From Newark to World Trade, PATH Engineer Stays the Course

By Abigail Goldring, Media Relations Staff

The view from the front of a PATH train on the Newark-World Trade Center line is breathtaking.

PATH Engineer Elena Clarke enjoys that rare view every day, watching the sun set over the city skyline while she’s on the job. “I remember when I first saw that view,” she recalled as she headed east into New York from Newark Penn Station on a recent afternoon run.

Clarke sits at the front of the train, controlling its speed, among many other crucial tasks in order to transport thousands of passengers safely from one side of the Hudson to the other. In addition to operating the entire train, she’s also looking out for hazards on the tracks – everything from maintenance workers to dropped cell phones – and constantly coordinating with her fellow conductor and the control desk.

“I don’t think people realize that there’s a real person up front keeping that train moving,” Clarke said. “I’m laser-focused when I get in that seat. I’m the reason people get to work or go home to their families, and that’s a lot of responsibility, but it’s really rewarding.”


    A view from the front

Clarke wasn’t always in the driver’s seat. After college, she wanted to be a professor but eventually realized that she didn’t want to be in school for that long. After a few different jobs, her father, a second-generation Port Authority employee (making her a third), suggested that she go after an engineer or conductor job at PATH.

“My first thought was, are you crazy? I can’t drive a train!” Clarke remembered.
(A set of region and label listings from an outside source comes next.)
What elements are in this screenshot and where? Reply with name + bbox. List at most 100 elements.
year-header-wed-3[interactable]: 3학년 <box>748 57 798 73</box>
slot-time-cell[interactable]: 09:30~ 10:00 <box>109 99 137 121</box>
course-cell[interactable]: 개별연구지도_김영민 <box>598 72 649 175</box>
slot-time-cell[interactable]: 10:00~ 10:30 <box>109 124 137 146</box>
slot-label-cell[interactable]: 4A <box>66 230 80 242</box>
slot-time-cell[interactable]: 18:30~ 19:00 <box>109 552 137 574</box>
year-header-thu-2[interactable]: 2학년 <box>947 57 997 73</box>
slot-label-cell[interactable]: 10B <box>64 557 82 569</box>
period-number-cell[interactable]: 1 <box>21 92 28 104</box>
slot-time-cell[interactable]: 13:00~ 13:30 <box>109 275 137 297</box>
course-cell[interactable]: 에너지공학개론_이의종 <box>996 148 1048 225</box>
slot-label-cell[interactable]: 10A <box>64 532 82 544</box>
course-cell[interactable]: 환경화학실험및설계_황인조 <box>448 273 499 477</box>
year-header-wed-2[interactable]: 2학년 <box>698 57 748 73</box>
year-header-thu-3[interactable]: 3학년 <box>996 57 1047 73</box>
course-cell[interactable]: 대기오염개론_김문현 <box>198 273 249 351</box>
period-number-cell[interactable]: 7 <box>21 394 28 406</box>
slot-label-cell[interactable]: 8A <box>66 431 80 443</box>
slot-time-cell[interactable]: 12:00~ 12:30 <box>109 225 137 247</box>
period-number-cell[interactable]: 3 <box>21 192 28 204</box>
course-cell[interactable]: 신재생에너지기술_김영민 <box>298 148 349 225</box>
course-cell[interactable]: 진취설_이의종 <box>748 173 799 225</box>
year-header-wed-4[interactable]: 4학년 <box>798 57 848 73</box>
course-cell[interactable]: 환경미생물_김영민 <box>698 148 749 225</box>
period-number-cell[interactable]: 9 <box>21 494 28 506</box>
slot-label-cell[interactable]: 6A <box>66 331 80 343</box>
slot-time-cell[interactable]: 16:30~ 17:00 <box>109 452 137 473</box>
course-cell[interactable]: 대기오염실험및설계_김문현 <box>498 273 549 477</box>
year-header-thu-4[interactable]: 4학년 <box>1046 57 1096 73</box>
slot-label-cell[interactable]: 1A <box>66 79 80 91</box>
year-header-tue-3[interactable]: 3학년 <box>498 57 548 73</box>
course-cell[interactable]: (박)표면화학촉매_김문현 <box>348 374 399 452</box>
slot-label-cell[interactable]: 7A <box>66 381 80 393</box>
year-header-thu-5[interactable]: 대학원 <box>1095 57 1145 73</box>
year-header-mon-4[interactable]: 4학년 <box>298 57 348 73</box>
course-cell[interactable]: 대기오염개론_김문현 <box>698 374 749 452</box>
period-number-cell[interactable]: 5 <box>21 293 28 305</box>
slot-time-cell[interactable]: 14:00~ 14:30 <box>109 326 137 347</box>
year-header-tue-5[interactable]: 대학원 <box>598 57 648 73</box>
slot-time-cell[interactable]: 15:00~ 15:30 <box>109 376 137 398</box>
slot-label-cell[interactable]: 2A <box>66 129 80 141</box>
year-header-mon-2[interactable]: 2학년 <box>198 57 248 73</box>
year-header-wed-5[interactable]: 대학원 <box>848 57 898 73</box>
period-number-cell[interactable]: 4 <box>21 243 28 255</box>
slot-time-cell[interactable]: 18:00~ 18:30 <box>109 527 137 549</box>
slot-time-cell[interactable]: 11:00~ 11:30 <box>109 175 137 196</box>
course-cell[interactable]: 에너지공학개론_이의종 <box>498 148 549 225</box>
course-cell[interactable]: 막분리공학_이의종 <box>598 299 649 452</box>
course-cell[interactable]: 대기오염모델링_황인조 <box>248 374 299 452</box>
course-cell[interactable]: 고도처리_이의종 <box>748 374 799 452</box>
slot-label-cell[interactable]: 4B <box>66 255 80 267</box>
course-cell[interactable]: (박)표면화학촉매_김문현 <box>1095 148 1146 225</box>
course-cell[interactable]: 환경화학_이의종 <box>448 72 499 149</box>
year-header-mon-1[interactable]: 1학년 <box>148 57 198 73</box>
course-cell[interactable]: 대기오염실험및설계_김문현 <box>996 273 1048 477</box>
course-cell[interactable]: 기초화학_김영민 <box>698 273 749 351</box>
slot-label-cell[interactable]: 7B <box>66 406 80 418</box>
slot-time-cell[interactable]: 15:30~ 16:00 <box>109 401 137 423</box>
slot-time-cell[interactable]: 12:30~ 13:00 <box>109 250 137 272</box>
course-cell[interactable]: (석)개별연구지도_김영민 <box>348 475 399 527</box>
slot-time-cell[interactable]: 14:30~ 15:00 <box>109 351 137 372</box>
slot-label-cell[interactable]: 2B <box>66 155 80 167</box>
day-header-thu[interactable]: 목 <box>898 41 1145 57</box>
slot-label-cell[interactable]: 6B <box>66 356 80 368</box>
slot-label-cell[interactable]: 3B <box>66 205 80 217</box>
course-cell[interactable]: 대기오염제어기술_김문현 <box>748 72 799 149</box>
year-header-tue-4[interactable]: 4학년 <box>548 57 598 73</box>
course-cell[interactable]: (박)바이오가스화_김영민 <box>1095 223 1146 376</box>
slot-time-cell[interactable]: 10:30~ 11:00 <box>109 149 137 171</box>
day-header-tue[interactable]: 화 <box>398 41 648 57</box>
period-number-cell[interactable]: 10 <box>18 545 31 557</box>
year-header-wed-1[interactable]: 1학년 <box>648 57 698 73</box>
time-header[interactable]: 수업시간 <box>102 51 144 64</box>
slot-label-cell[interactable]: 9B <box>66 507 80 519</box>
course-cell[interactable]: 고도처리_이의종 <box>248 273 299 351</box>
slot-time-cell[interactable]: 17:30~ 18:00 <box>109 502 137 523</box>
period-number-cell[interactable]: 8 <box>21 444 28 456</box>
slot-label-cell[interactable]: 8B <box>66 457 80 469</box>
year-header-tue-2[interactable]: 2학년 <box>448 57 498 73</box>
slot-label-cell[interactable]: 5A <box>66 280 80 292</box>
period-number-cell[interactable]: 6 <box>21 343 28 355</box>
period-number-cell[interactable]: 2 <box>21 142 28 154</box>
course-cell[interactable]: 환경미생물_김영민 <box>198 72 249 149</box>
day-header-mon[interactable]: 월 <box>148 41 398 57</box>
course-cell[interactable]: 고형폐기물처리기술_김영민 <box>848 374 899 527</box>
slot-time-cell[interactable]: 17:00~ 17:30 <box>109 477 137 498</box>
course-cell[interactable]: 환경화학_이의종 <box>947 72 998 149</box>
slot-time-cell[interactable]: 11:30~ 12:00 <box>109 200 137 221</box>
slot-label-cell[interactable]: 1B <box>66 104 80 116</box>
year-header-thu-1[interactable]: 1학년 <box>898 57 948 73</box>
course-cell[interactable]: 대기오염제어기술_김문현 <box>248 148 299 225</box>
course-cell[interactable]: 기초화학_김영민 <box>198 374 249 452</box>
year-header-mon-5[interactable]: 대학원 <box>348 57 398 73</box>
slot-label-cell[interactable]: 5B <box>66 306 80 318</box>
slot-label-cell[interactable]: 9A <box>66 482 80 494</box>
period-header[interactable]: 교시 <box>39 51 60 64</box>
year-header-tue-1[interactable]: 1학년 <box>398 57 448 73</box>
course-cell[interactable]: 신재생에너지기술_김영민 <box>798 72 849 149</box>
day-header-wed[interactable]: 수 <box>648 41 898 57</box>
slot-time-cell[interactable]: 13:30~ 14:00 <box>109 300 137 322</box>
Nevertheless, she applied to work at PATH. And although she was passing all her tests, she still felt like she didn’t belong in the engineer’s chair. “Before I started at PATH, I thought working with trains was a man’s world,” she said. “I thought I was going to be looked at as a joke.”

But as Clarke transitioned from passenger assistant to conductor to engineer, she started to see the number of female engineers increasing. Today, she’s among 37 other female engineers, up from just three in 2000. “I saw other women doing the jobs that I wanted to do, and it made me feel like I can do this and I want to do this,” she said.

Operating a PATH train on the system’s busiest line during rush hour takes an incredible degree of focus and quick decision-making. Dan Ryan, a dispatcher based in Newark, has experienced Clarke’s skill firsthand. “Elena is so dependable. I know I can count on her for anything, whether that’s keeping her train on time or helping out a fellow crew member,” he said.


Two generations of Clarkes (and Port Authority)

Clarke’s job is not an easy one and her dedication does not go unnoticed, whether that’s out in the field below the Hudson River or back at her parents’ house in South Carolina.

“If her grandfather was alive today, he’d be very proud that she’s a third generation Port Authority employee,” said her father, Michael Clarke. “Knowing that she’s now confident in what she initially saw as a very challenging job, it also makes me proud to have her as my daughter and my co-worker.”